West Virginia Sen. Joe Manchin (photo, left), 77, who didn’t run for re-election in 2024 and would’ve lost if he did, torched the Democratic Party in a CNN interview on Sunday, December 22, 2024 (read story here).
Manchin, who spent his career as a Democrat, re-registered as an independent in early 2024. He claims Democrats have become “toxic,” and in particular “criticized the party’s progressive members [as] out of touch with Americans,” claiming they’re telling people how to live their lives.
This is sort of true, but also silly, because you can say the exact same things about the Republican Party. And Manchin himself is out of touch in his own way.
Manchin, a multimillionaire who made his fortune as a coal broker, either doesn’t understand or won’t accept that younger Americans are genuinely worried about climate change and support transitioning to clean energy.
He also underplays public angst over a Supreme Court that’s wildly out of touch, and is more distrusted than at any time since before the Civil War.
The Democrats have their progressive wing, the Republicans have their far-right wing. Both parties are coalitions of voters with a spread of views. Manchin has been in politics too long to not understand that.
He may not like the Democratic Party’s shift leftward, but the Republican Party has lurched to the far right. He isn’t wrong to argue that most Americans are closer to the political center than either of the parties, but that’s not one-sided only on the Democratic side.
It seems obvious what he’s trying to do here is push the Democrats back toward the center, which isn’t a bad thing, although that may be trying to paddle a canoe up a waterfall. But where his remarks will gall many Democrats is (1) the absence of criticism of Republicans; (2) the Democrats aren’t the most radicalized of the parties, the Republicans are, and (3) the Democrats aren’t the most toxic problem in American politics, the Republicans are.

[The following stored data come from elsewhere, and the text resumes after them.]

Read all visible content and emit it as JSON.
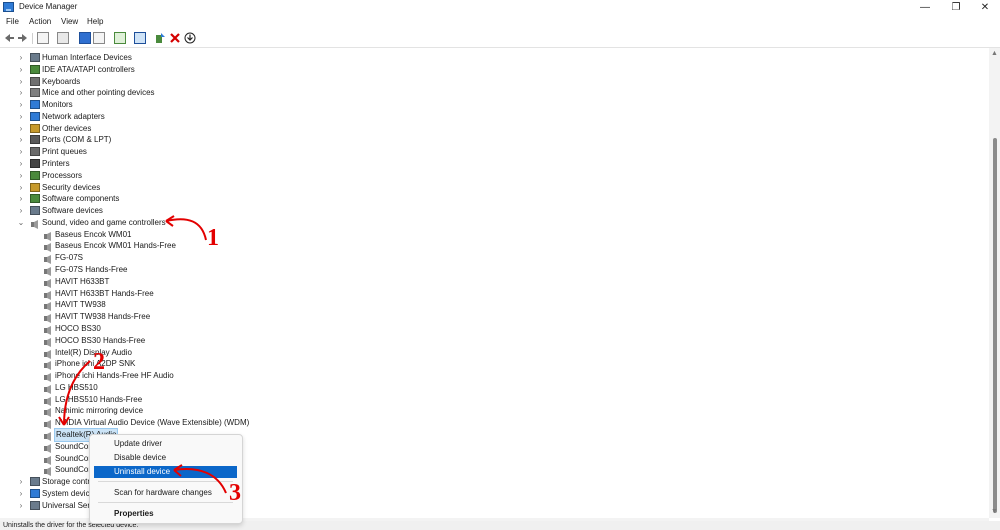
{
  "window": {
    "title": "Device Manager",
    "controls": [
      "—",
      "❐",
      "✕"
    ]
  },
  "menu": [
    "File",
    "Action",
    "View",
    "Help"
  ],
  "tree": [
    {
      "label": "Human Interface Devices",
      "chevron": "›",
      "icon": "hid-icon",
      "color": "#6a7b8c"
    },
    {
      "label": "IDE ATA/ATAPI controllers",
      "chevron": "›",
      "icon": "ide-controller-icon",
      "color": "#4a8a3c"
    },
    {
      "label": "Keyboards",
      "chevron": "›",
      "icon": "keyboard-icon",
      "color": "#707070"
    },
    {
      "label": "Mice and other pointing devices",
      "chevron": "›",
      "icon": "mouse-icon",
      "color": "#808080"
    },
    {
      "label": "Monitors",
      "chevron": "›",
      "icon": "monitor-icon",
      "color": "#2f7bd6"
    },
    {
      "label": "Network adapters",
      "chevron": "›",
      "icon": "network-adapter-icon",
      "color": "#2f7bd6"
    },
    {
      "label": "Other devices",
      "chevron": "›",
      "icon": "other-devices-icon",
      "color": "#c79a2c"
    },
    {
      "label": "Ports (COM & LPT)",
      "chevron": "›",
      "icon": "port-icon",
      "color": "#5a5a5a"
    },
    {
      "label": "Print queues",
      "chevron": "›",
      "icon": "printer-icon",
      "color": "#6a6a6a"
    },
    {
      "label": "Printers",
      "chevron": "›",
      "icon": "printer-icon",
      "color": "#444444"
    },
    {
      "label": "Processors",
      "chevron": "›",
      "icon": "processor-icon",
      "color": "#4a8a3c"
    },
    {
      "label": "Security devices",
      "chevron": "›",
      "icon": "security-device-icon",
      "color": "#c79a2c"
    },
    {
      "label": "Software components",
      "chevron": "›",
      "icon": "software-component-icon",
      "color": "#4a8a3c"
    },
    {
      "label": "Software devices",
      "chevron": "›",
      "icon": "software-device-icon",
      "color": "#6a7b8c"
    },
    {
      "label": "Sound, video and game controllers",
      "chevron": "⌄",
      "icon": "speaker-icon",
      "color": "#808080"
    },
    {
      "label": "Baseus Encok WM01",
      "icon": "speaker-icon",
      "color": "#808080",
      "child": true
    },
    {
      "label": "Baseus Encok WM01 Hands-Free",
      "icon": "speaker-icon",
      "color": "#808080",
      "child": true
    },
    {
      "label": "FG-07S",
      "icon": "speaker-icon",
      "color": "#808080",
      "child": true
    },
    {
      "label": "FG-07S Hands-Free",
      "icon": "speaker-icon",
      "color": "#808080",
      "child": true
    },
    {
      "label": "HAVIT H633BT",
      "icon": "speaker-icon",
      "color": "#808080",
      "child": true
    },
    {
      "label": "HAVIT H633BT Hands-Free",
      "icon": "speaker-icon",
      "color": "#808080",
      "child": true
    },
    {
      "label": "HAVIT TW938",
      "icon": "speaker-icon",
      "color": "#808080",
      "child": true
    },
    {
      "label": "HAVIT TW938 Hands-Free",
      "icon": "speaker-icon",
      "color": "#808080",
      "child": true
    },
    {
      "label": "HOCO BS30",
      "icon": "speaker-icon",
      "color": "#808080",
      "child": true
    },
    {
      "label": "HOCO BS30 Hands-Free",
      "icon": "speaker-icon",
      "color": "#808080",
      "child": true
    },
    {
      "label": "Intel(R) Display Audio",
      "icon": "speaker-icon",
      "color": "#808080",
      "child": true
    },
    {
      "label": "iPhone ichi A2DP SNK",
      "icon": "speaker-icon",
      "color": "#808080",
      "child": true
    },
    {
      "label": "iPhone ichi Hands-Free HF Audio",
      "icon": "speaker-icon",
      "color": "#808080",
      "child": true
    },
    {
      "label": "LG HBS510",
      "icon": "speaker-icon",
      "color": "#808080",
      "child": true
    },
    {
      "label": "LG HBS510 Hands-Free",
      "icon": "speaker-icon",
      "color": "#808080",
      "child": true
    },
    {
      "label": "Nahimic mirroring device",
      "icon": "speaker-icon",
      "color": "#808080",
      "child": true
    },
    {
      "label": "NVIDIA Virtual Audio Device (Wave Extensible) (WDM)",
      "icon": "speaker-icon",
      "color": "#808080",
      "child": true
    },
    {
      "label": "Realtek(R) Audio",
      "icon": "speaker-icon",
      "color": "#808080",
      "child": true,
      "selected": true
    },
    {
      "label": "SoundCore",
      "icon": "speaker-icon",
      "color": "#808080",
      "child": true
    },
    {
      "label": "SoundCore",
      "icon": "speaker-icon",
      "color": "#808080",
      "child": true
    },
    {
      "label": "SoundCore",
      "icon": "speaker-icon",
      "color": "#808080",
      "child": true
    },
    {
      "label": "Storage controllers",
      "chevron": "›",
      "icon": "storage-controller-icon",
      "color": "#6a7b8c"
    },
    {
      "label": "System devices",
      "chevron": "›",
      "icon": "system-device-icon",
      "color": "#2f7bd6"
    },
    {
      "label": "Universal Serial Bus controllers",
      "chevron": "›",
      "icon": "usb-controller-icon",
      "color": "#6a7b8c"
    }
  ],
  "context_menu": {
    "items": [
      "Update driver",
      "Disable device",
      "Uninstall device",
      "Scan for hardware changes",
      "Properties"
    ],
    "highlighted": "Uninstall device"
  },
  "callouts": [
    "1",
    "2",
    "3"
  ],
  "status": "Uninstalls the driver for the selected device."
}
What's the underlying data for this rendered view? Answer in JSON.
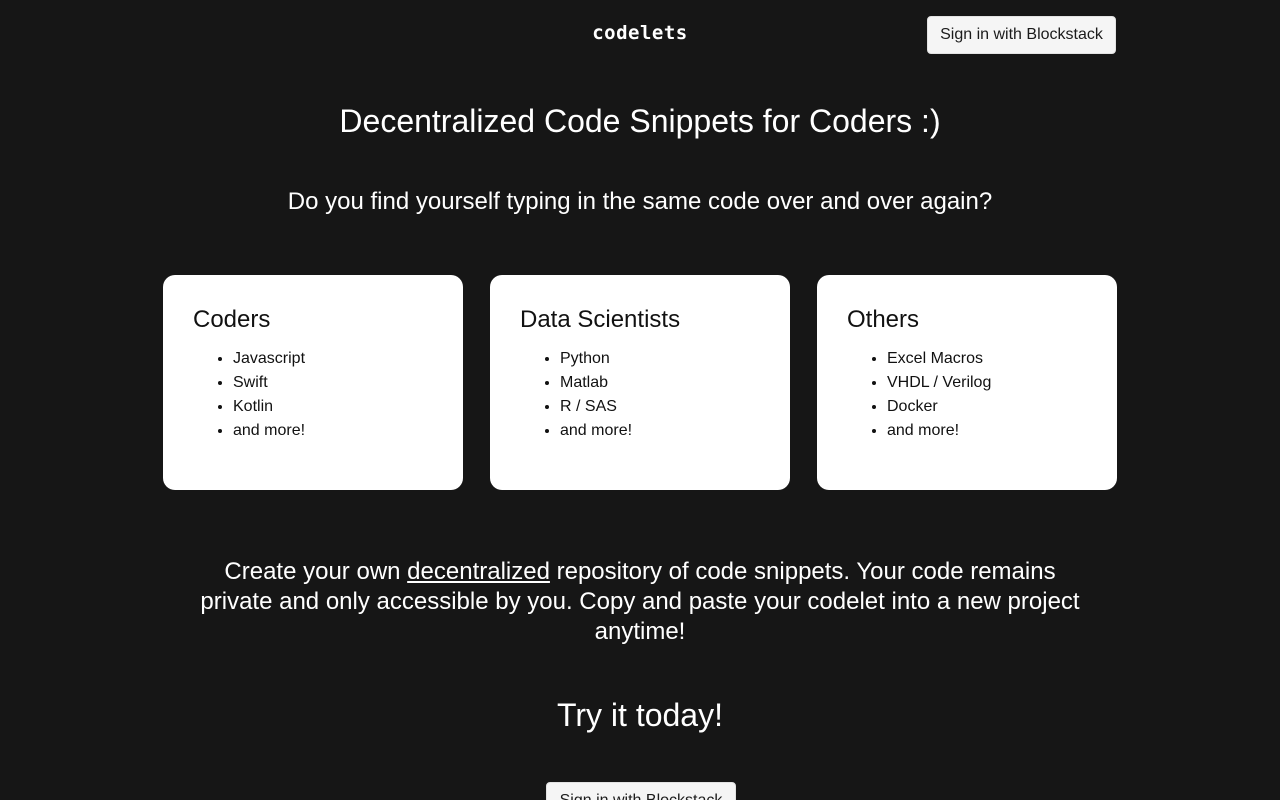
{
  "header": {
    "logo": "codelets",
    "signin_label": "Sign in with Blockstack"
  },
  "hero": {
    "title": "Decentralized Code Snippets for Coders :)",
    "subtitle": "Do you find yourself typing in the same code over and over again?"
  },
  "cards": [
    {
      "title": "Coders",
      "items": [
        "Javascript",
        "Swift",
        "Kotlin",
        "and more!"
      ]
    },
    {
      "title": "Data Scientists",
      "items": [
        "Python",
        "Matlab",
        "R / SAS",
        "and more!"
      ]
    },
    {
      "title": "Others",
      "items": [
        "Excel Macros",
        "VHDL / Verilog",
        "Docker",
        "and more!"
      ]
    }
  ],
  "description": {
    "before_link": "Create your own ",
    "link_text": "decentralized",
    "after_link": " repository of code snippets. Your code remains private and only accessible by you. Copy and paste your codelet into a new project anytime!"
  },
  "cta": {
    "title": "Try it today!",
    "signin_label": "Sign in with Blockstack"
  },
  "colors": {
    "background": "#161616",
    "card_background": "#ffffff",
    "button_background": "#f5f5f5"
  }
}
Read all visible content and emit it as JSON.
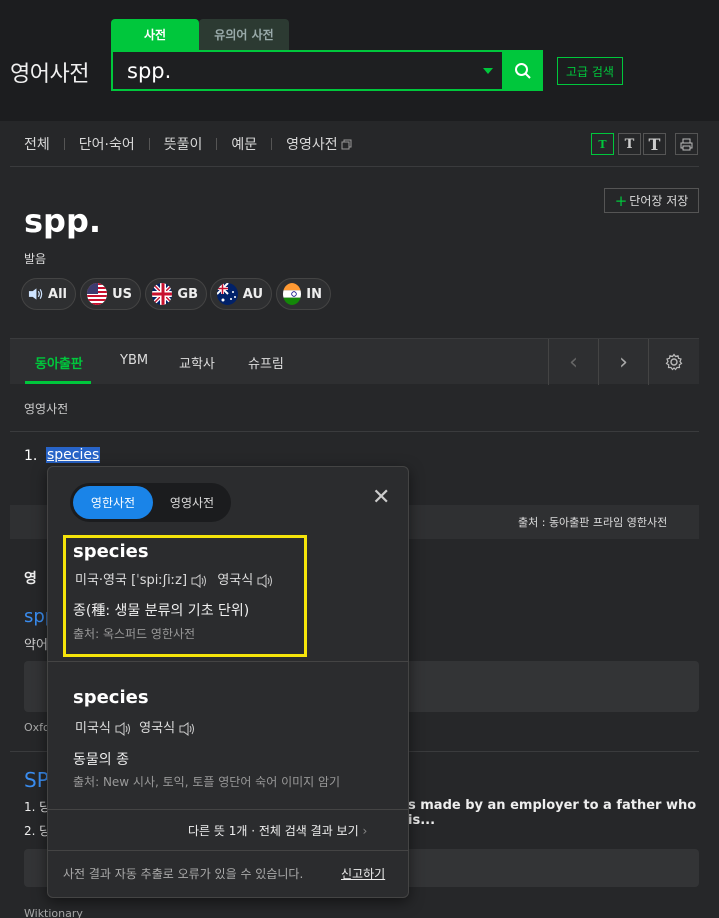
{
  "header": {
    "logo": "영어사전",
    "tabs": [
      "사전",
      "유의어 사전"
    ],
    "search_value": "spp.",
    "advanced_search": "고급 검색"
  },
  "nav": {
    "items": [
      "전체",
      "단어·숙어",
      "뜻풀이",
      "예문",
      "영영사전"
    ],
    "font_buttons": [
      "T",
      "T",
      "T"
    ]
  },
  "entry": {
    "word": "spp.",
    "pron_label": "발음",
    "pron_buttons": [
      "All",
      "US",
      "GB",
      "AU",
      "IN"
    ],
    "wordbook": "단어장 저장"
  },
  "source_tabs": [
    "동아출판",
    "YBM",
    "교학사",
    "슈프림"
  ],
  "section_label": "영영사전",
  "definition": {
    "number": "1.",
    "word": "species"
  },
  "source_line": "출처 : 동아출판 프라임 영한사전",
  "background": {
    "heading": "영",
    "spp": "spp",
    "yak": "약어",
    "oxford": "Oxfo",
    "sp_title": "SP",
    "line1_num": "1. 당",
    "line1_text": "s made by an employer to a father who is...",
    "line2_num": "2. 당",
    "wiktionary": "Wiktionary"
  },
  "popup": {
    "toggle": [
      "영한사전",
      "영영사전"
    ],
    "entries": [
      {
        "word": "species",
        "pron": "미국·영국 [ˈspiːʃiːz]",
        "pron2": "영국식",
        "def": "종(種: 생물 분류의 기초 단위)",
        "source": "출처: 옥스퍼드 영한사전"
      },
      {
        "word": "species",
        "pron": "미국식",
        "pron2": "영국식",
        "def": "동물의 종",
        "source": "출처: New 시사, 토익, 토플 영단어 숙어 이미지 암기"
      }
    ],
    "more": "다른 뜻 1개 · 전체 검색 결과 보기",
    "notice": "사전 결과 자동 추출로 오류가 있을 수 있습니다.",
    "report": "신고하기"
  },
  "colors": {
    "accent": "#00c73c",
    "highlight_border": "#f5e40a",
    "toggle_active": "#1a84e8",
    "link_blue": "#3a8df0"
  }
}
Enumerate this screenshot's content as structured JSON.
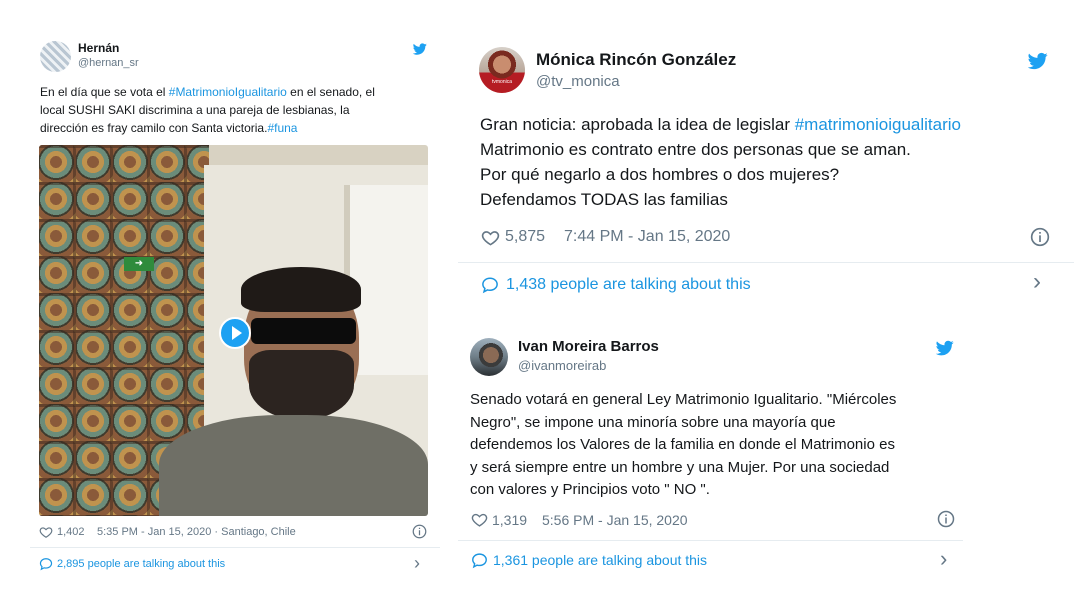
{
  "tweet1": {
    "name": "Hernán",
    "handle": "@hernan_sr",
    "text_lines": [
      [
        {
          "t": "En el día que se vota el "
        },
        {
          "t": "#MatrimonioIgualitario",
          "h": true
        },
        {
          "t": " en el senado, el"
        }
      ],
      [
        {
          "t": "local SUSHI SAKI discrimina a una pareja de lesbianas, la"
        }
      ],
      [
        {
          "t": "dirección es fray camilo con Santa victoria."
        },
        {
          "t": "#funa",
          "h": true
        }
      ]
    ],
    "likes": "1,402",
    "meta": "5:35 PM - Jan 15, 2020 · Santiago, Chile",
    "talking": "2,895 people are talking about this"
  },
  "tweet2": {
    "name": "Mónica Rincón González",
    "handle": "@tv_monica",
    "avatar_text": "tvmonica",
    "text_lines": [
      [
        {
          "t": "Gran noticia: aprobada la idea de legislar "
        },
        {
          "t": "#matrimonioigualitario",
          "h": true
        }
      ],
      [
        {
          "t": "Matrimonio es contrato entre dos personas que se aman."
        }
      ],
      [
        {
          "t": "Por qué negarlo a dos hombres o dos mujeres?"
        }
      ],
      [
        {
          "t": "Defendamos TODAS las familias"
        }
      ]
    ],
    "likes": "5,875",
    "meta": "7:44 PM - Jan 15, 2020",
    "talking": "1,438 people are talking about this"
  },
  "tweet3": {
    "name": "Ivan Moreira Barros",
    "handle": "@ivanmoreirab",
    "text_lines": [
      [
        {
          "t": "Senado votará en general Ley Matrimonio Igualitario. \"Miércoles"
        }
      ],
      [
        {
          "t": "Negro\", se impone una minoría sobre una mayoría que"
        }
      ],
      [
        {
          "t": "defendemos los Valores de la familia en donde el Matrimonio es"
        }
      ],
      [
        {
          "t": "y será siempre entre un hombre y una Mujer. Por una sociedad"
        }
      ],
      [
        {
          "t": "con valores y Principios voto \" NO \"."
        }
      ]
    ],
    "likes": "1,319",
    "meta": "5:56 PM - Jan 15, 2020",
    "talking": "1,361 people are talking about this"
  },
  "colors": {
    "link": "#1b95e0",
    "muted": "#657786",
    "divider": "#e6ecf0",
    "twitter_bird": "#1da1f2"
  }
}
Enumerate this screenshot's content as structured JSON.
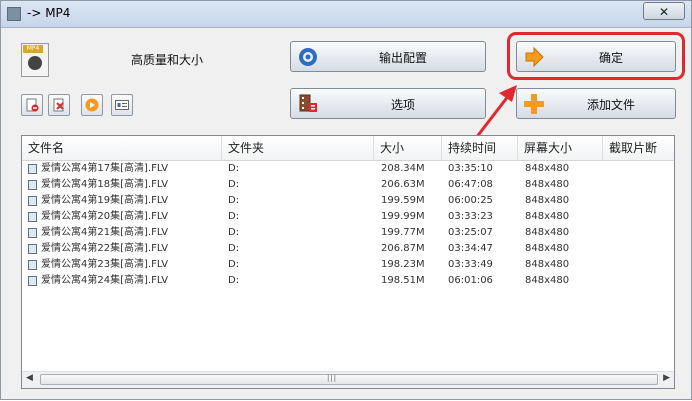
{
  "window": {
    "title": "-> MP4",
    "close_glyph": "✕"
  },
  "left_panel": {
    "quality_label": "高质量和大小",
    "mp4_badge": "MP4"
  },
  "buttons": {
    "output_config": "输出配置",
    "confirm": "确定",
    "options": "选项",
    "add_file": "添加文件"
  },
  "colors": {
    "highlight": "#e0282f",
    "accent_orange": "#f39a1f"
  },
  "table": {
    "columns": [
      "文件名",
      "文件夹",
      "大小",
      "持续时间",
      "屏幕大小",
      "截取片断"
    ],
    "rows": [
      {
        "name": "爱情公寓4第17集[高清].FLV",
        "folder": "D:",
        "size": "208.34M",
        "duration": "03:35:10",
        "screen": "848x480"
      },
      {
        "name": "爱情公寓4第18集[高清].FLV",
        "folder": "D:",
        "size": "206.63M",
        "duration": "06:47:08",
        "screen": "848x480"
      },
      {
        "name": "爱情公寓4第19集[高清].FLV",
        "folder": "D:",
        "size": "199.59M",
        "duration": "06:00:25",
        "screen": "848x480"
      },
      {
        "name": "爱情公寓4第20集[高清].FLV",
        "folder": "D:",
        "size": "199.99M",
        "duration": "03:33:23",
        "screen": "848x480"
      },
      {
        "name": "爱情公寓4第21集[高清].FLV",
        "folder": "D:",
        "size": "199.77M",
        "duration": "03:25:07",
        "screen": "848x480"
      },
      {
        "name": "爱情公寓4第22集[高清].FLV",
        "folder": "D:",
        "size": "206.87M",
        "duration": "03:34:47",
        "screen": "848x480"
      },
      {
        "name": "爱情公寓4第23集[高清].FLV",
        "folder": "D:",
        "size": "198.23M",
        "duration": "03:33:49",
        "screen": "848x480"
      },
      {
        "name": "爱情公寓4第24集[高清].FLV",
        "folder": "D:",
        "size": "198.51M",
        "duration": "06:01:06",
        "screen": "848x480"
      }
    ]
  },
  "scrollbar": {
    "left_arrow": "◀",
    "right_arrow": "▶",
    "grip": "|||"
  }
}
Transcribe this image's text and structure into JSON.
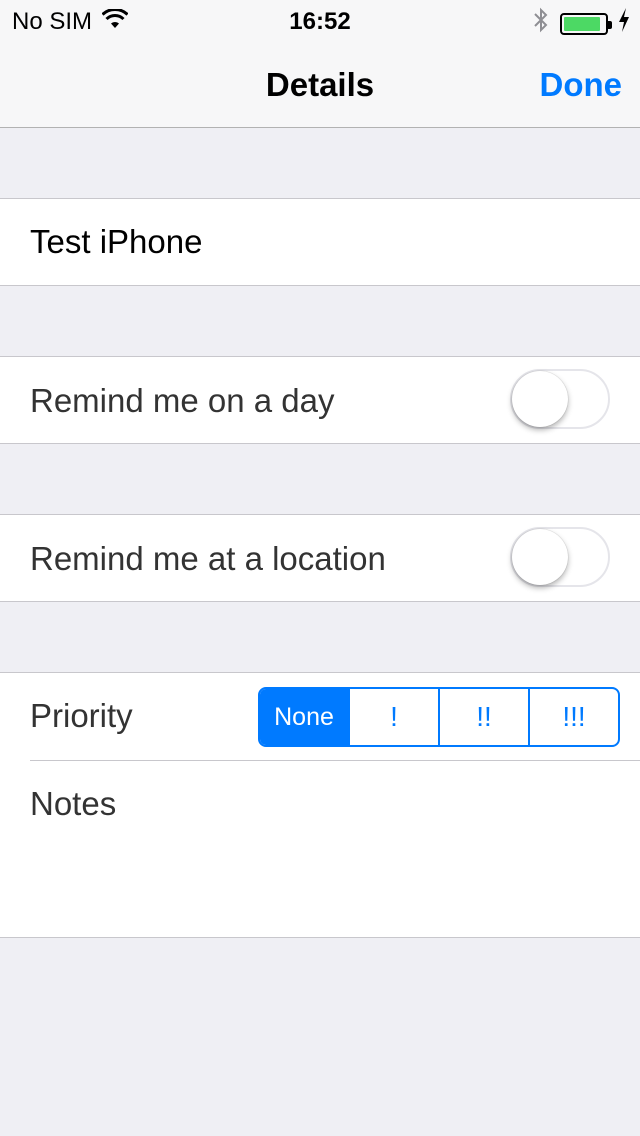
{
  "status_bar": {
    "carrier": "No SIM",
    "time": "16:52",
    "wifi_icon": "wifi-icon",
    "bluetooth_icon": "bluetooth-icon",
    "battery_level": 0.9,
    "charging_icon": "charging-bolt-icon"
  },
  "nav": {
    "title": "Details",
    "done_label": "Done"
  },
  "title_cell": {
    "value": "Test iPhone"
  },
  "remind_day": {
    "label": "Remind me on a day",
    "on": false
  },
  "remind_location": {
    "label": "Remind me at a location",
    "on": false
  },
  "priority": {
    "label": "Priority",
    "options": [
      "None",
      "!",
      "!!",
      "!!!"
    ],
    "selected": "None"
  },
  "notes": {
    "label": "Notes"
  },
  "colors": {
    "accent": "#007aff",
    "background": "#efeff4",
    "battery": "#4cd964"
  }
}
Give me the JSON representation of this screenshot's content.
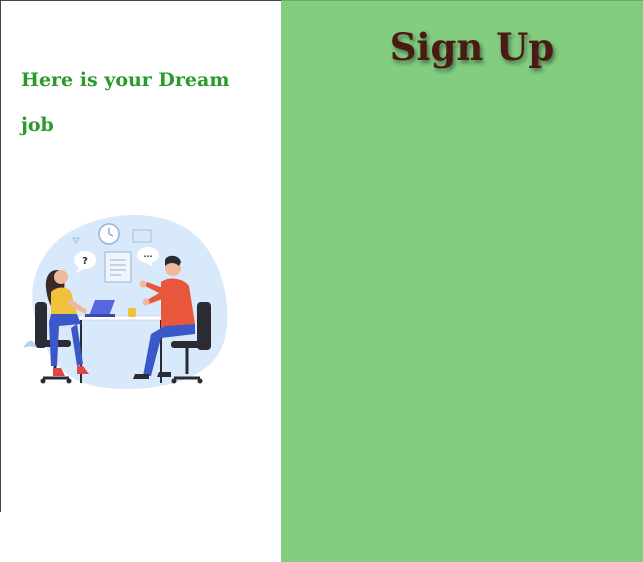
{
  "hero": {
    "tagline": "Here is your Dream job"
  },
  "signup": {
    "title": "Sign Up"
  },
  "illustration": {
    "icon": "job-interview-illustration",
    "bubble_question": "?",
    "bubble_dots": "..."
  },
  "colors": {
    "left_background": "#ffffff",
    "right_background": "#83cd80",
    "tagline": "#2a9a2a",
    "title": "#4a1a14"
  }
}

On the basic broad issue of governance, Democrats are competent at governing, Republicans are not. As for values, Democrats defend democracy, while Republicans undermine it. Democrats are genuinely concerned for the welfare and wellbeing of ordinary Americans; Republicans are not. Democrats are better for the economy, workers, consumers, and retirees. They’re serious about public health, while Republicans push wacky conspiracy theories. They want everyone to have health care, while Republicans restrict access. They respect science and protect the environment, while Republicans trash both.
So there’s a lot Manchin could say about Republicans, and to his credit he’s not one, but instead he goes off against Democrats because he doesn’t like some of their policy ideas. It’s his silence about the Republican alternatives that won’t sit well with the voters and party that supported him throughout his public career. Above all, he comes across as an old geezer trying to lecture young people who face living in a world that has changed, and he isn’t changing with it.